I like very much that it's reflective. 😎


Ooooh, "still"—wordplay. 🤩


"There's reason in compassion" 💖


🔥Love reading your work HM... that bed of emotion—always feels as if you've touched truth to get there!🙌🏼👏🏼


(Thanks for sharing)

What tasty feedback my friend! 😍 I wrote the words as they came with little regard to sequence so I really like what you’ve pointed out about speed and all that jazz. Like a sort of nesting doll effect I’ll have to play around with sometime.

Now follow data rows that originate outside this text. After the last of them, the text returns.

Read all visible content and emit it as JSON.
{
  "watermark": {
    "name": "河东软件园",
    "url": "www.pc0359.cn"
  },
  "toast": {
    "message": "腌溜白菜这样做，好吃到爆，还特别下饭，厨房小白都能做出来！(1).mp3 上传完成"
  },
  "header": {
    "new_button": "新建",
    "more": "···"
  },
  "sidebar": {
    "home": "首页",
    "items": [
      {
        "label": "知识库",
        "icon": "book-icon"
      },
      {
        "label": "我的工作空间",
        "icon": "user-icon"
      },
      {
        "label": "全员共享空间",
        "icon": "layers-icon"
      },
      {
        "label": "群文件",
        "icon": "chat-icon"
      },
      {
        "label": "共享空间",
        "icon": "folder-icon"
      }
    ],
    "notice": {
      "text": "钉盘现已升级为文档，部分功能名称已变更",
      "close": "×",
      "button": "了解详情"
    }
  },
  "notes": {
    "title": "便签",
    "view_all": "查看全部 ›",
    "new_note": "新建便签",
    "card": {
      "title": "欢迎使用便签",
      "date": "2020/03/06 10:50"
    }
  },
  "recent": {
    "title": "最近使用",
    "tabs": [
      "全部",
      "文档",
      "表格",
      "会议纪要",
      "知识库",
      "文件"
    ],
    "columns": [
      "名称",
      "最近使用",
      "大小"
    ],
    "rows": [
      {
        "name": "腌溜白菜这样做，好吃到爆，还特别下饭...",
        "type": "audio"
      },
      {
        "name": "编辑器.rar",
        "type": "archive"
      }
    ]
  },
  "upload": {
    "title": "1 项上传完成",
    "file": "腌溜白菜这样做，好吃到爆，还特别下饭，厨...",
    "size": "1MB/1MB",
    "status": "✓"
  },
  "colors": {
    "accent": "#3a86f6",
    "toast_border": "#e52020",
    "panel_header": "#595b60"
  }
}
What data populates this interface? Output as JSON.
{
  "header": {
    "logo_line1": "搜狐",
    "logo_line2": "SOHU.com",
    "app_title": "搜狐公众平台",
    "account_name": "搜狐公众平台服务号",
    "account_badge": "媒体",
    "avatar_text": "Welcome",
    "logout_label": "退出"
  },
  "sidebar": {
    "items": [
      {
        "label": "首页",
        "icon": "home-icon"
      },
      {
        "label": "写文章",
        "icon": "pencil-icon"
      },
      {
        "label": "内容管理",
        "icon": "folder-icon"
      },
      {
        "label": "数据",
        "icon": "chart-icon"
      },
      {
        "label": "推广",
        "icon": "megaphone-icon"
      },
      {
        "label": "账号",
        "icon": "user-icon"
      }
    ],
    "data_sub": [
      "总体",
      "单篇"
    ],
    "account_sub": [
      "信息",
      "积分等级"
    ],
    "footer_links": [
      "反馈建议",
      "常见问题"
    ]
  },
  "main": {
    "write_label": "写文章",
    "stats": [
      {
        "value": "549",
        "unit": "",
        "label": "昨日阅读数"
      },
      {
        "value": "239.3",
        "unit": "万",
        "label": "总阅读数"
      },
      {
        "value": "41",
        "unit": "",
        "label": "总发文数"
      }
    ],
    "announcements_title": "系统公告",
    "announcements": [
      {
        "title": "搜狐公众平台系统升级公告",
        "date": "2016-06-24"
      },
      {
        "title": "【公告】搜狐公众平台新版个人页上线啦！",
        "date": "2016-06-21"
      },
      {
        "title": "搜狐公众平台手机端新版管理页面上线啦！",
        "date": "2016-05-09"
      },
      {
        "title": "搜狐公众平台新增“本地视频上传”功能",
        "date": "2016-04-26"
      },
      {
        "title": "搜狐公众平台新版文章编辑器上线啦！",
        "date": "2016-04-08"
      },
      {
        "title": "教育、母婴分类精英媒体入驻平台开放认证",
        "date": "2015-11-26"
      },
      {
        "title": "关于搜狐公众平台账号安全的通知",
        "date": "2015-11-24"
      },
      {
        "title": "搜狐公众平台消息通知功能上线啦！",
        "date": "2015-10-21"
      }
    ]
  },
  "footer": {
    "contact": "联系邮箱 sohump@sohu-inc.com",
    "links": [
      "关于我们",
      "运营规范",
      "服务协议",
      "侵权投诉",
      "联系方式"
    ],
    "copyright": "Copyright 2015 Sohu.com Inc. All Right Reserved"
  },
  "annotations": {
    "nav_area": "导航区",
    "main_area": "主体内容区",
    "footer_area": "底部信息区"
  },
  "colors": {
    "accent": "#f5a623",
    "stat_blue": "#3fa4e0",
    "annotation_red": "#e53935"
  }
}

This event happened a month or so ago and while you weren’t there, reading this feels like you were! 😂 Thanks always for reading 🥳

😂…It’s your superb writing! Makes me feel like I am actually there!


“Nesting doll.” 🙌🏼


Was a treat to read you. Please write more. Today. And tomorrow. And… 🤣

Great to see you writing! How are you doing since last time!? Hope you’re well ❤️

Hey! Slowly working my way back 💜 I’m still recovering but I’m pretty independent at this point so I’m grateful! Thanks for checking in!

Love the take on this prompt!


Moments of genius for me:

“as if my spine had sprouted wings”

“Blame it on a tired inner ear” - golden ✨

“unintelligible bleating” - I need to find a way to squeeze a bleat into my writing. The connection to scapegoat was really quite creative! 🐐

“a pair of eager feet so passionate for flight”


Love the repetition of blame in that paragraph.


Crazy thought, what about “It was as if my spine had sprouted wings, scouting sky” to continue that lovely string of esses?


This was the most wondrous of tumbles!

Oooo I love the feedback! Your crazy thought isn’t crazy at all. I’d written that line a few times in search of flow 🤔 I do like the idea of finding slow with sound instead of syllable count. That could’ve saved some time 😂😂 Thanks friend!